Apr. 06, 2000


Columbia Film Directors' Work Selected For Prestigious Film Series

By Ulrika Brand

Joan Stein

Short films by two Columbia-trained filmmakers, Joan Stein, MFA'99, and Amy Epstein, a current graduate film student in the School of the Arts, have been selected by the Film Society of Lincoln Center and the Museum of Modern Art for inclusion in the prestigious New Directors/New Films series held this month. They are among 11 short films chosen from 450-500 submissions to the festival.

Offering contrasting settings and styles, both films explore the emotional ties of family; Stein's film is a period drama set in Nazi Hungary, and Epstein's is a contemporary comic drama that experiments with form. The works are being screened this week at the Museum of Modern Art along with 36 films from 17 countries and will also screen in this year's Columbia University Film Festival to take place April 11-18.

Joan Stein's One Day Crossing tells the story of a young family living in Budapest during the last phase of World War II. At that time Hungarian Jews were under the terror not only of the "Nazi foreign villains" but also the 'Arrow Cross" -- Hungary's indigenous Nazi movement. The 25-minute film movingly recreates the world and moral choices confronted by Teresa, a young woman who poses as a Christian to protect her family.

Made as her Columbia masters thesis film, Stein conceived of One Day Crossing as a collaborative project and won the 1999 Polo Ralph Lauren Development Award (a $10,000 grant given in conjunction with the Columbia University Film Festival). She enlisted two fellow students to work with her: Christina Lazaridi, who wrote the script, and Karen Severns, who produced (both are 1999 film alumnae).

The choice of subject matter for the film was personally inspired. Both of Stein's parents and members of her extended family survived World War II in Budapest.
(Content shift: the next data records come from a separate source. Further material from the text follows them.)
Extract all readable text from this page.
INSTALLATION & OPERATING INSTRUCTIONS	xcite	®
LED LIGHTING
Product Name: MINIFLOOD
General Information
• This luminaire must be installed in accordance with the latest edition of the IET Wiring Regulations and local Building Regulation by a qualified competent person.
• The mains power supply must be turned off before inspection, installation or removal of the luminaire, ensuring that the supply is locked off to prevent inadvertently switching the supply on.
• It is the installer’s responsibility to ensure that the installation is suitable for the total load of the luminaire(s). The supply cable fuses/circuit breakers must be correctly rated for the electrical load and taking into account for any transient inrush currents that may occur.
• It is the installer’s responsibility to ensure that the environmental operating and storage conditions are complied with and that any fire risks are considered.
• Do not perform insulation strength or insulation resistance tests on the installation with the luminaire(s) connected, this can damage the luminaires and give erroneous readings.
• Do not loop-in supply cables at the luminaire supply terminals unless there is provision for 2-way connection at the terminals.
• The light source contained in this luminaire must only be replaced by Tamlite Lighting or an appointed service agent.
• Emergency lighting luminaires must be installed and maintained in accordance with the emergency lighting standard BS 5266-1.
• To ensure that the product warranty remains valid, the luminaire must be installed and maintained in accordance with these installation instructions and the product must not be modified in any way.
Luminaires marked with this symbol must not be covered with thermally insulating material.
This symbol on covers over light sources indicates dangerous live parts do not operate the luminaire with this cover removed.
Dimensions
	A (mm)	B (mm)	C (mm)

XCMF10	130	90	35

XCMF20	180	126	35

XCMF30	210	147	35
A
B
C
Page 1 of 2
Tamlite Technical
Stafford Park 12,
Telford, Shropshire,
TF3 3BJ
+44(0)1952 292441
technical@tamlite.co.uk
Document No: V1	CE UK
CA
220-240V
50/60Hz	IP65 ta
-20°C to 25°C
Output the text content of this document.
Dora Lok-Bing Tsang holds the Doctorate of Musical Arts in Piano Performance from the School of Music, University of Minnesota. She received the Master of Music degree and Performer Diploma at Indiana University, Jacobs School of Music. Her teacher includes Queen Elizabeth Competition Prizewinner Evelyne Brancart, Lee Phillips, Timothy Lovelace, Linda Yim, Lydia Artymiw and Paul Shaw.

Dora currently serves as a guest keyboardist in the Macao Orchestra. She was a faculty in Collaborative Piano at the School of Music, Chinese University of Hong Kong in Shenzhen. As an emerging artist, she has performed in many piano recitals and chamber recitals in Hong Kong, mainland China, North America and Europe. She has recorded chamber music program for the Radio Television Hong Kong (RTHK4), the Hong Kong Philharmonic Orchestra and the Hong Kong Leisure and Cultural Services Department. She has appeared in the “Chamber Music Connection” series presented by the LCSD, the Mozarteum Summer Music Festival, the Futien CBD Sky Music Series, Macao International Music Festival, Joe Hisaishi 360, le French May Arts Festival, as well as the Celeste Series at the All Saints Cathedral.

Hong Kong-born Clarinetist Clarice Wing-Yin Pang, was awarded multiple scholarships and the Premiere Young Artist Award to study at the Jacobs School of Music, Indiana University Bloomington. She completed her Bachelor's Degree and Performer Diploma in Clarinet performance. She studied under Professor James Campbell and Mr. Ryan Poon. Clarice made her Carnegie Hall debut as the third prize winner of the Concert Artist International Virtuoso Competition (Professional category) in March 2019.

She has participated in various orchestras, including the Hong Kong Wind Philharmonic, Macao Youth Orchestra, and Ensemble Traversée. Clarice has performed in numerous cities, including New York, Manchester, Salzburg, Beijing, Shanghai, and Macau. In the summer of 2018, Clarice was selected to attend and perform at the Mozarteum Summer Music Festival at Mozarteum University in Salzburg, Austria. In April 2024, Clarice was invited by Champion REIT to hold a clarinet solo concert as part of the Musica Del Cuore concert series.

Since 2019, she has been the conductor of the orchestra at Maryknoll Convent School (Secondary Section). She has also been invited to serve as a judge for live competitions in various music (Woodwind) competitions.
"Although the film is a work of fiction, the story behind it stems from experiences very close to my heart," said Stein. "I never really understood the inexpressible shadow that the Holocaust cast over me my whole life. The film is an attempt to make some sense of the experience for those who survived and those who didn't."

Stein and Lazaridi interviewed many Holocaust survivors and researched the period in preparation for the project, which was shot in Budapest with an international production team and Hungarian actors. The film is in Hungarian with English subtitles.

Stein came to Columbia's School of the Arts with no prior training as a filmmaker or director. "All I had was a little experience as an actress in college. I was starting from ground zero," she said.

Stein, who attended Rutgers and received her MBA from Georgetown, enrolled in Columbia's film program following a three-year stint in Hungary as a business consultant. It was while working in Budapest for an American firm that Stein's life took a turn. The Bosnian War broke out in the former Yugoslavia in 1991 and she learned of the atrocities taking place only a few hours away. "I felt compelled to do something," she said. She began volunteering on weekends at the refugee camps and eventually decided that making films might be the best way for her to have a positive effect on what was happening in the world.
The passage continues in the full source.